There are many opportunities for librarians to respond to the challenges of multilingualism in information production. One of them is by providing equal access to information resources regardless of the language of origin. Today, however, most widely-distributed indexing databases cover primarily English content. Non-English materials are not fully searchable, and access to full-text electronic articles from non-English periodicals is not always available.

Future work

This paper has outlined the language profile of global information production. It should be considered a first step toward further research, which may focus on the following aspects:

  • Finding more comprehensive and more reliable statistics for information production in the most widely used languages.
  • Widening the scope of the research by taking into account as many formats of information as possible (archival documents, government publications, digital resources, audio recordings, etc.).
  • Broadening the definition of literacy and examining the role of multilingualism in literacy and information production.
  • Finding historical data, which helps us understand the evolution of information production in different languages during the last decades, or centuries. These statistics also help to determine if there is a trend towards a decline in the prevalence of the English language in various formats of information resources.
  • Qualitative analysis of the content of information produced in different languages.
  • Comparative analysis of languages of library collections around the world.
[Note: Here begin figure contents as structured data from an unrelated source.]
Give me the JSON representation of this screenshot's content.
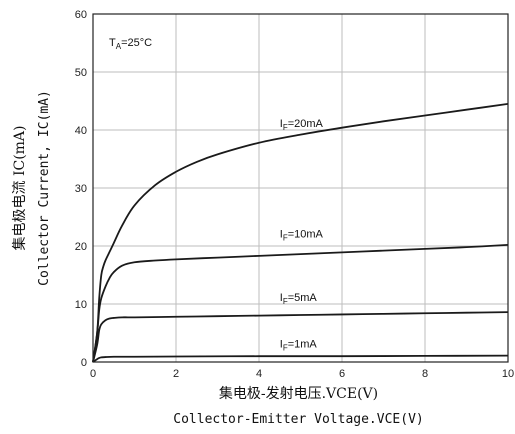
{
  "chart_data": {
    "type": "line",
    "xlim": [
      0,
      10
    ],
    "ylim": [
      0,
      60
    ],
    "x_ticks": [
      0,
      2,
      4,
      6,
      8,
      10
    ],
    "y_ticks": [
      0,
      10,
      20,
      30,
      40,
      50,
      60
    ],
    "grid": true,
    "xlabel": "集电极-发射电压.VCE(V)",
    "xlabel_en": "Collector-Emitter Voltage.VCE(V)",
    "ylabel": "集电极电流 IC(mA)",
    "ylabel_en": "Collector Current, IC(mA)",
    "annotation": {
      "main": "T",
      "sub": "A",
      "rest": "=25°C"
    },
    "series": [
      {
        "name": "IF=20mA",
        "label_main": "I",
        "label_sub": "F",
        "label_rest": "=20mA",
        "label_pos": [
          4.5,
          40.5
        ],
        "x": [
          0,
          0.1,
          0.15,
          0.2,
          0.25,
          0.3,
          0.4,
          0.5,
          0.7,
          1.0,
          1.5,
          2.0,
          2.5,
          3.0,
          4.0,
          5.0,
          6.0,
          7.0,
          8.0,
          9.0,
          10.0
        ],
        "y": [
          0,
          5,
          11,
          15,
          16.5,
          17.5,
          19,
          20.5,
          23.5,
          27,
          30.5,
          32.8,
          34.5,
          35.8,
          37.8,
          39.2,
          40.4,
          41.5,
          42.5,
          43.5,
          44.5
        ]
      },
      {
        "name": "IF=10mA",
        "label_main": "I",
        "label_sub": "F",
        "label_rest": "=10mA",
        "label_pos": [
          4.5,
          21.5
        ],
        "x": [
          0,
          0.1,
          0.15,
          0.2,
          0.3,
          0.4,
          0.5,
          0.7,
          1.0,
          1.5,
          2.0,
          3.0,
          4.0,
          5.0,
          6.0,
          7.0,
          8.0,
          9.0,
          10.0
        ],
        "y": [
          0,
          5,
          9,
          11,
          13,
          14.5,
          15.5,
          16.6,
          17.2,
          17.5,
          17.7,
          18.0,
          18.3,
          18.6,
          18.9,
          19.2,
          19.5,
          19.8,
          20.2
        ]
      },
      {
        "name": "IF=5mA",
        "label_main": "I",
        "label_sub": "F",
        "label_rest": "=5mA",
        "label_pos": [
          4.5,
          10.5
        ],
        "x": [
          0,
          0.1,
          0.15,
          0.2,
          0.3,
          0.4,
          0.5,
          0.7,
          1.0,
          2.0,
          3.0,
          4.0,
          5.0,
          6.0,
          7.0,
          8.0,
          9.0,
          10.0
        ],
        "y": [
          0,
          3,
          5.5,
          6.5,
          7.2,
          7.5,
          7.6,
          7.7,
          7.7,
          7.8,
          7.9,
          8.0,
          8.1,
          8.2,
          8.3,
          8.4,
          8.5,
          8.6
        ]
      },
      {
        "name": "IF=1mA",
        "label_main": "I",
        "label_sub": "F",
        "label_rest": "=1mA",
        "label_pos": [
          4.5,
          2.5
        ],
        "x": [
          0,
          0.1,
          0.15,
          0.2,
          0.3,
          0.5,
          1.0,
          2.0,
          4.0,
          6.0,
          8.0,
          10.0
        ],
        "y": [
          0,
          0.5,
          0.7,
          0.8,
          0.85,
          0.9,
          0.9,
          0.95,
          1.0,
          1.0,
          1.05,
          1.1
        ]
      }
    ]
  }
}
The early version of this research was presented as a poster session at the CLA Conference in Vancouver in May 2008. I would like to thank Edwin Perry, Liaison Librarian at the University of Regina, and two anonymous reviewers for their comments and suggestions.

[1] The data was retrieved in April 2008.
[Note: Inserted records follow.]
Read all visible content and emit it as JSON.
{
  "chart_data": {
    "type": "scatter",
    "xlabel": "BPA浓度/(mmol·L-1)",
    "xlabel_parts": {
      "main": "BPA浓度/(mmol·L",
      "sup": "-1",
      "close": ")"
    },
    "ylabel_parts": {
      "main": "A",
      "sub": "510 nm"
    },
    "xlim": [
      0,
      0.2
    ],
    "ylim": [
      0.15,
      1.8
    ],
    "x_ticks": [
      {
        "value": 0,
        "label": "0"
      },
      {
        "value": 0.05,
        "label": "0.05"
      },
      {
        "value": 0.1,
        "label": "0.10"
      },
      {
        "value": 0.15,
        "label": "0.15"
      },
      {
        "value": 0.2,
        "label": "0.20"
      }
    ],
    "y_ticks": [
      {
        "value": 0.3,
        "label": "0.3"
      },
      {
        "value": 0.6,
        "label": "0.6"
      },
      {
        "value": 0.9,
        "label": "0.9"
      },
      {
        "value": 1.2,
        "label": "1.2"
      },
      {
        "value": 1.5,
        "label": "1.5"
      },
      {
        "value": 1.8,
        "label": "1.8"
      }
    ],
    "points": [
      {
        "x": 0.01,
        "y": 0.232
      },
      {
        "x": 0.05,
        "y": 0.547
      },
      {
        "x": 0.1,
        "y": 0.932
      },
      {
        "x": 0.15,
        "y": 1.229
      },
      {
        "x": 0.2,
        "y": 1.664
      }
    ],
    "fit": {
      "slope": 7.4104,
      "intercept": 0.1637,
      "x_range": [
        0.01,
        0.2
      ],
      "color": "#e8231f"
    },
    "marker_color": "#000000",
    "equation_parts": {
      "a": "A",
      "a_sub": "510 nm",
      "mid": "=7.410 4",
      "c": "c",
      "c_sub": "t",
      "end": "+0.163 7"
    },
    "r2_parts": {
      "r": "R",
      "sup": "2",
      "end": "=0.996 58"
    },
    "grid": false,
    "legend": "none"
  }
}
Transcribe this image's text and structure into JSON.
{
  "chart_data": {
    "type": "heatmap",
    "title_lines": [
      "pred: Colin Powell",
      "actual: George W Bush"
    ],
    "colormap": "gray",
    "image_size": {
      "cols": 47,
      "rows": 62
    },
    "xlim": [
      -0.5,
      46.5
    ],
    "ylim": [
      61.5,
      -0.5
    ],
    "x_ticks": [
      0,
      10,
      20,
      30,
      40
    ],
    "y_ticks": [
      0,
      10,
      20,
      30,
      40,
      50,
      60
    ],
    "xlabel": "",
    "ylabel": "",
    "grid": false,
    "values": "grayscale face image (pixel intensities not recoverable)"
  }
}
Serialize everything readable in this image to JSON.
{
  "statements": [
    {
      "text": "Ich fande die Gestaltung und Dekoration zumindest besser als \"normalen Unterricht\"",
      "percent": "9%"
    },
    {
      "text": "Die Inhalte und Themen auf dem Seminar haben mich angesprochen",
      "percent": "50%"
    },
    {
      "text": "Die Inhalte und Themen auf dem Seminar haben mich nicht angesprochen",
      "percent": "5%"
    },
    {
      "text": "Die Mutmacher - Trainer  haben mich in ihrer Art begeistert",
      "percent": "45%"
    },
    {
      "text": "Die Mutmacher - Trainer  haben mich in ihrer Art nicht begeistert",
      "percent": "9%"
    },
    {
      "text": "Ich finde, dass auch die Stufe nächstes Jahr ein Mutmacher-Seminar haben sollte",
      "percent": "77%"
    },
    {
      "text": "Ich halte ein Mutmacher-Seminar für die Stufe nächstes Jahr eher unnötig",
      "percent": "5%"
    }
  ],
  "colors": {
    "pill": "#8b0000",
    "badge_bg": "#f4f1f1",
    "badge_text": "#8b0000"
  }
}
[2] The data was retrieved on 18 April 2008.

[3] The Vilaweb data is presented on the web site of the ClickZ Network, which is specialized on providing electronic marketing news, information, commentary, research, and reference services. See <http://www.clickz.com/showPage.html?page=408521>. The original Vilaweb report is no longer available online, however, it is often cited in scholarly literature. The data collected by Vilaweb is very close to the results obtained by OCLC, which conducted the Web Characterization research project in 1998-2002. The goal of the project was to analyze the size and content of the Web based on samples of publicly available resources. (O'Neill, Lavoie and Bennett; OCLC).

[4] This definition is used by UNESCO for collection literacy data around the world. See <http://www.uis.unesco.org/ev.php?ID=5013_201&ID2=DO_TOPIC>.

[5] The data was retrieved in April 2007. SIL International (Summer Institute of Linguistic) is a faith-based organization that studies, documents, and assist in developing of world's lesser-known languages. Its premier publication covers more than 6,900 living languages (Gordon and Grimes).

[6] George Weber ranked the top ten most influential languages as follows: English, French, Spanish, Russian, Arabic, Chinese, German, Japanese, Portuguese, Hindi. The results were based on the analysis of six main factors: number of primary speakers, number of secondary speakers, economic power of countries using the language, number of major areas of human activity in which the language is important, number of population of countries using the language, and socio-literary prestige (Weber).